La Commissione europea spiega inoltre che ''nonostante il livello di indebitamento relativamente basso del settore privato in Italia, esistono rischi di un impatto significativo della crisi finanziaria sull'economia reale'' ed ''il maggior rischio e' legato alla fiducia dei consumatori'' che dovrebbe rimanere ''a livelli molto bassi o ancora peggiori'', con i consumi privati ''piu' contenuti del previsto''.

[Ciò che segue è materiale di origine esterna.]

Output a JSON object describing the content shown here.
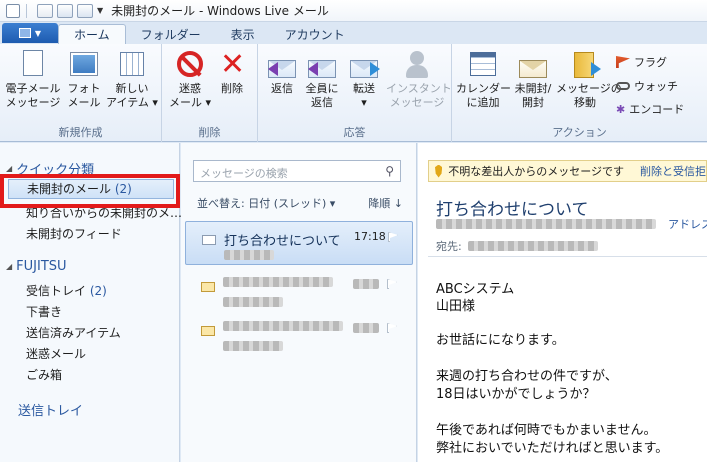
{
  "window": {
    "title": "未開封のメール - Windows Live メール"
  },
  "tabs": [
    "ホーム",
    "フォルダー",
    "表示",
    "アカウント"
  ],
  "ribbon": {
    "groups": {
      "new": "新規作成",
      "delete": "削除",
      "respond": "応答",
      "actions": "アクション"
    },
    "buttons": {
      "email_message": [
        "電子メール",
        "メッセージ"
      ],
      "photo_email": [
        "フォト",
        "メール"
      ],
      "new_items": [
        "新しい",
        "アイテム ▾"
      ],
      "junk": [
        "迷惑",
        "メール ▾"
      ],
      "delete": [
        "削除"
      ],
      "reply": [
        "返信"
      ],
      "reply_all": [
        "全員に",
        "返信"
      ],
      "forward": [
        "転送",
        "▾"
      ],
      "instant_message": [
        "インスタント",
        "メッセージ"
      ],
      "add_calendar": [
        "カレンダー",
        "に追加"
      ],
      "unread_read": [
        "未開封/",
        "開封"
      ],
      "move_to": [
        "メッセージの",
        "移動"
      ],
      "flag": "フラグ",
      "watch": "ウォッチ",
      "encode": "エンコード"
    }
  },
  "nav": {
    "quick_views": "クイック分類",
    "quick_items": [
      {
        "label": "未開封のメール",
        "count": "(2)"
      },
      {
        "label": "知り合いからの未開封のメ…"
      },
      {
        "label": "未開封のフィード"
      }
    ],
    "account": "FUJITSU",
    "folders": [
      {
        "label": "受信トレイ",
        "count": "(2)"
      },
      {
        "label": "下書き"
      },
      {
        "label": "送信済みアイテム"
      },
      {
        "label": "迷惑メール"
      },
      {
        "label": "ごみ箱"
      }
    ],
    "outbox": "送信トレイ"
  },
  "list": {
    "search_placeholder": "メッセージの検索",
    "sort_label": "並べ替え: 日付 (スレッド) ▾",
    "sort_order": "降順 ↓",
    "messages": [
      {
        "subject": "打ち合わせについて",
        "time": "17:18"
      }
    ]
  },
  "reading": {
    "warning": "不明な差出人からのメッセージです",
    "warning_link": "削除と受信拒",
    "subject": "打ち合わせについて",
    "address_link": "アドレス",
    "to_label": "宛先:",
    "body": [
      "ABCシステム",
      "山田様",
      "",
      "お世話にになります。",
      "",
      "来週の打ち合わせの件ですが、",
      "18日はいかがでしょうか？",
      "",
      "午後であれば何時でもかまいません。",
      "弊社においでいただければと思います。"
    ]
  }
}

Nelle previsioni della Commissione Ue vengono tagliate drasticamente anche le stime sul Pil di Eurolandia che nel 2009 si attesterà allo 0,1%, ''vicino alla stagnazione'', contro la precedente previsione dell'1,5%, mentre nel 2010 è prevista una leggera ripresa allo 0,9%. L'Ue-27 crescerà dello 0,2% nel 2009 e dell'1,1% nel 2011.